On the bright 95 degree day that I visited, the ancient splendor of this structure radiated as strongly as the sun. Walking across the long causeway suspended over the surrounding moat, the high towers of Angkor rose formidably in the heavy heat, commanding my gaze and making my jaw drop. The lightly sculpted bas-reliefs carved into the temple’s southern wall, the remarkably unscathed pillar scriptures and meticulous construction and positioning of Angkor Wat is nothing less than extraordinary; a timeless beauty. Angkor Wat is considered by some to be one of the Seven Wonders of the World and after the time I spent there, I’ve decided that it is a site I must see again.
Though the purpose of my vacation in Cambodia was solely to tour Angkor Wat and the surrounding temples, evidence of Cambodia’s second most eminent history, the Cambodian Genocide, was impossible to avoid. The four-year regime of the Khmer Rouge (1975-79) is recent history and the scars of the slaughter are strikingly vivid to anyone touring Cambodia.
The starkest remnants of the genocide are everywhere. With a third of the pre-war population eradicated, I saw very few elderly individuals in my travels. Most had perished in the killing fields where other, younger captives had a better chance of survival. People 30 years old and younger, it seemed to me, were the only inhabitants remaining. The condition of the roads, forms of agriculture, popular forms of transportation, and sanitation were all about 40 years behind what is evident just across the border in Thailand. I also noticed that, although the markets around Angkor Wat were vast and illustrious, there wasn’t a single vendor hawking red scarves, the iconic symbol of the Khmer Rouge, even though there were many other colored scarves being sold.
The Khmer Rouge brought death not only to people, but also to the entire establishment of Cambodia and its culture. Teachers and “intellectuals” were specifically targeted by the Khmer Rouge and systematically executed, laying waste to traditions such as Cambodian music and dance and nearly eliminating early cultural history completely. Today, Cambodian dancers are very hard to find, as are Buddhist monks who also comprised one of the hardest hit contingencies during the genocide. Cambodia struggles today to maintain the character of its once illustrious culture that was nearly extinguished by Pol Pot’s genocidal authority.
My nationality, I discovered, had an effect on both my perception of the country and Cambodians’ reception of me. Our tour guide, my host brother and I both sensed, had a palpable aversion to me, the only American in the all-Thai group he was leading. He was the son of survivors, grandson and nephew of victims and his grief was clear, as it was for most Cambodians I interacted with. At some of the sites we visited the guide offhandedly refused to translate for me that which he’d said in Thai that was beyond my comprehension. In quizzing me about material he’d discussed at a given stop I discerned a vague condescension in his tone of voice that wasn’t present when doing the same with the other Thai members of the party. Frustrating as it was for me to communicate with the tour guide, I find the negative attitude some Cambodians hold for Americans completely understandable. The role the United States played in the onset of Pol Pot’s rise to power and ensuing massacre is a matter of record. This reality became very evident to me as I toured the nation almost 40 years after the fact.

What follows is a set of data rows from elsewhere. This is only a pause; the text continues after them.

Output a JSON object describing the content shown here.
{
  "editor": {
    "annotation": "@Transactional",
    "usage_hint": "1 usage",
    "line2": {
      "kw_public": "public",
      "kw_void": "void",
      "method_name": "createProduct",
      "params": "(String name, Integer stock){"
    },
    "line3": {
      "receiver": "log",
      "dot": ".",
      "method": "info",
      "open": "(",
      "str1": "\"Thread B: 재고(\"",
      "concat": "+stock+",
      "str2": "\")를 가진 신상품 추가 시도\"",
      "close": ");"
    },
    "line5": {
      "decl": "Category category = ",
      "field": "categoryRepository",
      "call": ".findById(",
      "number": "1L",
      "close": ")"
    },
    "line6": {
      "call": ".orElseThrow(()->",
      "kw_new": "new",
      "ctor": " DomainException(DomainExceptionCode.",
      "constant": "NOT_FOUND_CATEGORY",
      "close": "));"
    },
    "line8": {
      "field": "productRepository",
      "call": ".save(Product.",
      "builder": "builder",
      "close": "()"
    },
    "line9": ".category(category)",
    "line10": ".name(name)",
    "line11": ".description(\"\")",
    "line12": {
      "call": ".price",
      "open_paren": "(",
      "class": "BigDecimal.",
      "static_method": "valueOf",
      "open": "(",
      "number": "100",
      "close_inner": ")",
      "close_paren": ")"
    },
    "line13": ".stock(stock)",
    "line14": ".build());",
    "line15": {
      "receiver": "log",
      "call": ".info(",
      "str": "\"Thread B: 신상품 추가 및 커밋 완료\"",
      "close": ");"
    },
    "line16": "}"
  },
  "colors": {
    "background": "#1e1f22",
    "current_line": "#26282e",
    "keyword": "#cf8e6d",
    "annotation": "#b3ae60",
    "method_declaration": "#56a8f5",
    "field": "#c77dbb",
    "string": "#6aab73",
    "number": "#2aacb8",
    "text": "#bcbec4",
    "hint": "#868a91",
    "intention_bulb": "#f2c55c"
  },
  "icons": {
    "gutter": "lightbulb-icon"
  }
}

Exchange students realize in moments like these that we must accept and shoulder our country entirely, without the luxury of being able to select which histories or stereotypes we agree with. We do, however, have the opportunity to present a fresh new image of our nation to the people we encounter, one which is more resolute than a textbook’s content or a vendetta’s hate. My experience in Cambodia was the first time my nationality has caused tangible disdain, and for that I am glad, since this experience will allow me to return to America with a deeper sense of identity and stronger motivation to aspire to a high level of humanity.